Prep 45 mins
Cook 8 mins
These cookies are a tradition at our house. they make a lot, and the thinner you roll them the better they are. The dough is very forgiving, the more you roll out the scraps, the better they are. Make sure you have some "helpers" in the kitchen when the dough is chilled and ready. These are a really fun Christmas Cookie, and the mistakes get eaten quickly! Make sure you use plenty of flour to roll them out. We frost them or use food coloring and paint them with our special "cookie brushes". Makes a great hands on "cookie making day" for even the youngest bakers in the family!
- 3 cups flour
- 1 cup solid shortening
- 2 cups sugar
- 1 teaspoon salt
- 1 teaspoon baking soda
- 3 eggs
- 1⁄4 cup warm water
- 1 -3 cup flour
- Beat eggs with a fork til well mixed.
- Dissolve baking soda in warm water.
- Add sugar, salt, and baking soda water to eggs.
- Mix solid shortning and 3 cups of flour together.
- Add liquid to flour mixture and mix well.
- Knead in enough of the remaining flour to make a stiff dough.
- Chill dough.
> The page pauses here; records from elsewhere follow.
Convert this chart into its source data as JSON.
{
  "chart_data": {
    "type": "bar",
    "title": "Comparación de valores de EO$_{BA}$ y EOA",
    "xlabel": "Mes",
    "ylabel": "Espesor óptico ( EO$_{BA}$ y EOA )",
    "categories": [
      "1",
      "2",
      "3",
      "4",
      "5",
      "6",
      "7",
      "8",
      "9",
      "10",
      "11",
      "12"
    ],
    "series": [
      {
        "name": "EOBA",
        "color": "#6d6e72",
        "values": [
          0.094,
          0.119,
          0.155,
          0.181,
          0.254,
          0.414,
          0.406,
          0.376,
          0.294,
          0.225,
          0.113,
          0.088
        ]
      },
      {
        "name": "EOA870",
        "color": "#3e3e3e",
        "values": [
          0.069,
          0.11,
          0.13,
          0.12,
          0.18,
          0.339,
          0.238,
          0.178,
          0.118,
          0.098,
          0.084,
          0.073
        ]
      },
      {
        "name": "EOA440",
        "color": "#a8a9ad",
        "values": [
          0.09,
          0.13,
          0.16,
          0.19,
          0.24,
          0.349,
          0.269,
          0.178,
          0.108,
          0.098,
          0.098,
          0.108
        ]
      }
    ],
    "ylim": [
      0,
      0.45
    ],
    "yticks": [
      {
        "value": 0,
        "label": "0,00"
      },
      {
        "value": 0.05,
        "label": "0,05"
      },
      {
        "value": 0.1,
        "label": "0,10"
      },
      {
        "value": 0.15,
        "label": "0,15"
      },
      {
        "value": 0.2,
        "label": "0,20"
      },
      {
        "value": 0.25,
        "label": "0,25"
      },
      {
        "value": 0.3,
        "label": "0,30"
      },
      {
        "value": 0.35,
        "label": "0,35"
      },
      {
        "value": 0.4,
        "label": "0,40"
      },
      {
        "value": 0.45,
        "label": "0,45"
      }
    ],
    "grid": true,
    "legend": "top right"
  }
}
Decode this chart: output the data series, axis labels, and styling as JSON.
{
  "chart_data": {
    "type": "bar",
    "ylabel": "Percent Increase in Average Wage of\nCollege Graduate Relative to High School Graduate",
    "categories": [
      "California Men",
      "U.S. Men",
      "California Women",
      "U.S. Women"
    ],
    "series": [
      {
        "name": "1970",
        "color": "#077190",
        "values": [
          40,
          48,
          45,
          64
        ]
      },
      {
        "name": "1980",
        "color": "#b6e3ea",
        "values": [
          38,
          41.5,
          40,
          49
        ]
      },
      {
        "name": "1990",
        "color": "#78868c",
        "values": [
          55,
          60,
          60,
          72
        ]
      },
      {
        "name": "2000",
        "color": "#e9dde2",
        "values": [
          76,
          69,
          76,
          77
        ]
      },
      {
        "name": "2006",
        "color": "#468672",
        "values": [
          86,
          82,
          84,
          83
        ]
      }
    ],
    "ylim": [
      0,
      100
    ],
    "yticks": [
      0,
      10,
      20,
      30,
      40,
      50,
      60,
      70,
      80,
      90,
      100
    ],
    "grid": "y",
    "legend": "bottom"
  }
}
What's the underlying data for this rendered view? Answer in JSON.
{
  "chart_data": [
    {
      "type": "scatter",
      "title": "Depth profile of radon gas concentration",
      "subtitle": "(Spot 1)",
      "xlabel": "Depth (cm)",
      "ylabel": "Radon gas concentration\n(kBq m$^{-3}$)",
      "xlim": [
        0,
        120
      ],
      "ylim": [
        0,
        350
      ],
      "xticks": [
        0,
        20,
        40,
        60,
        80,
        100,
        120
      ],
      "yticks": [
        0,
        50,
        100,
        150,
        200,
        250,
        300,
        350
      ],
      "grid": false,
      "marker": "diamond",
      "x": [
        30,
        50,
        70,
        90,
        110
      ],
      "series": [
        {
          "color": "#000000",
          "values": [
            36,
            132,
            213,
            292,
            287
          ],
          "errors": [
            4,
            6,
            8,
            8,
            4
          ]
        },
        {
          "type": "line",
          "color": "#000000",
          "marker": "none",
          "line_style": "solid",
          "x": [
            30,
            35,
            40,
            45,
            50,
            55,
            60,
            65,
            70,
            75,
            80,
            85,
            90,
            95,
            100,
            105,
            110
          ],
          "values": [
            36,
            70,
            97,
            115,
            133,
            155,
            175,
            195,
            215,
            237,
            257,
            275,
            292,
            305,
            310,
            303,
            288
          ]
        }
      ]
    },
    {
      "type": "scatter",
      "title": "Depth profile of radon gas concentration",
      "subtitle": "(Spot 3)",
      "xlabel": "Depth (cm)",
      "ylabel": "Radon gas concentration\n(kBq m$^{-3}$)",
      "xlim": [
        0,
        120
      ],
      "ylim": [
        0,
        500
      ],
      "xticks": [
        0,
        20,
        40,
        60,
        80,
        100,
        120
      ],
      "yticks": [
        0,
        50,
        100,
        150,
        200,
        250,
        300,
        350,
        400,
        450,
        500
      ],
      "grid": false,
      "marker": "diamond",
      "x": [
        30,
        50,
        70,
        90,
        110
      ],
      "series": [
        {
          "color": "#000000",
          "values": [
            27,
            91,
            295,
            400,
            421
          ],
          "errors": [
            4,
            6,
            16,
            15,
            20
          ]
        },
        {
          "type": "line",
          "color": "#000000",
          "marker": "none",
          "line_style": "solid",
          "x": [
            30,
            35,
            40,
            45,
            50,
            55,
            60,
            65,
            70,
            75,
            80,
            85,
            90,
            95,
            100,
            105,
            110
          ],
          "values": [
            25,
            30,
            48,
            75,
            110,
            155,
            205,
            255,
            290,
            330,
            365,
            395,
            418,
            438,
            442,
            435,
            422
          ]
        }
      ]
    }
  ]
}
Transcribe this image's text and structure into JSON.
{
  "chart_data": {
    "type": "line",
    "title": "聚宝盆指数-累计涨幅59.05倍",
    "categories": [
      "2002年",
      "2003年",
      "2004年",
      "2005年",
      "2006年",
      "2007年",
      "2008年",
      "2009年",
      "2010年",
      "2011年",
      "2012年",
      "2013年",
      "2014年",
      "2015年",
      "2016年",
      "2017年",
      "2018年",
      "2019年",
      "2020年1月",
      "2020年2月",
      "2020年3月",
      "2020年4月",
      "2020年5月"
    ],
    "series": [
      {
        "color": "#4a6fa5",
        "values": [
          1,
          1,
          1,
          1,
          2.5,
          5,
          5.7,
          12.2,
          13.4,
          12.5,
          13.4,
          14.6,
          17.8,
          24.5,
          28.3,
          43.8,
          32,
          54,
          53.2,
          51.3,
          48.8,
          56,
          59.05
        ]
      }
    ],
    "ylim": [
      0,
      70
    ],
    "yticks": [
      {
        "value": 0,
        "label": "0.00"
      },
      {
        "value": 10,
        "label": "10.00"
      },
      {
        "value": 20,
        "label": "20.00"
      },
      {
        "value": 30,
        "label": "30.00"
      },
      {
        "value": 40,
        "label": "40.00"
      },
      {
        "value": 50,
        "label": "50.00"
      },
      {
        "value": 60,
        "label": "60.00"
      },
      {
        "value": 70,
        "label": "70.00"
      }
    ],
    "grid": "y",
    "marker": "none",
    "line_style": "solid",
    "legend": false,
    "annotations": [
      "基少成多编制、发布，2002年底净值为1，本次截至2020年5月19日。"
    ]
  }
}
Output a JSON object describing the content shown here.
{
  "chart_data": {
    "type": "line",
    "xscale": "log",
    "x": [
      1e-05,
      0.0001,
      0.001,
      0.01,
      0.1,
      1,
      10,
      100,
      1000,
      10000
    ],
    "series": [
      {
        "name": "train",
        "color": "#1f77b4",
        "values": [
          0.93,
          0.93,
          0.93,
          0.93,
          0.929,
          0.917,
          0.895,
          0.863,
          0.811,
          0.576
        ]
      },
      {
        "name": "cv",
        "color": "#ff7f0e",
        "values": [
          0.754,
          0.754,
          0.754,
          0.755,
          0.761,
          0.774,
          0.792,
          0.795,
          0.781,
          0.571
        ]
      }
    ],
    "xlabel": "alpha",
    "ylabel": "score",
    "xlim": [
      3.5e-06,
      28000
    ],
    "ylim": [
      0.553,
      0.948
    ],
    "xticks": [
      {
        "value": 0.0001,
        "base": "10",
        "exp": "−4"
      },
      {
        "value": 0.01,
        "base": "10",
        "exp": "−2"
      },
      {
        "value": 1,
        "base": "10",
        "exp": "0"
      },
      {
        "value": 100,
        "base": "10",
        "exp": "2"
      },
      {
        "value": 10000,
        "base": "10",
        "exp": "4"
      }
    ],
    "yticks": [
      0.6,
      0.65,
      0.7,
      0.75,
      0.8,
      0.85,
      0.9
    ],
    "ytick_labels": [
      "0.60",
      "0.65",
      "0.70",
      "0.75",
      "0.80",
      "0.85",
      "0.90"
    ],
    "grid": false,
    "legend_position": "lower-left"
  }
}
The dough can be refrigerated for several days.
- Roll dough very thin using plenty of the additional flour to keep dough from sticking.
- Cut with cookie cutters and bake at 375 degrees for 8 to 10 minutes on UNGREASED cookie sheets. They should just be starting to brown around the edges.
- Recipe includes mixing time. Chill time and rolling/cutting out time not included.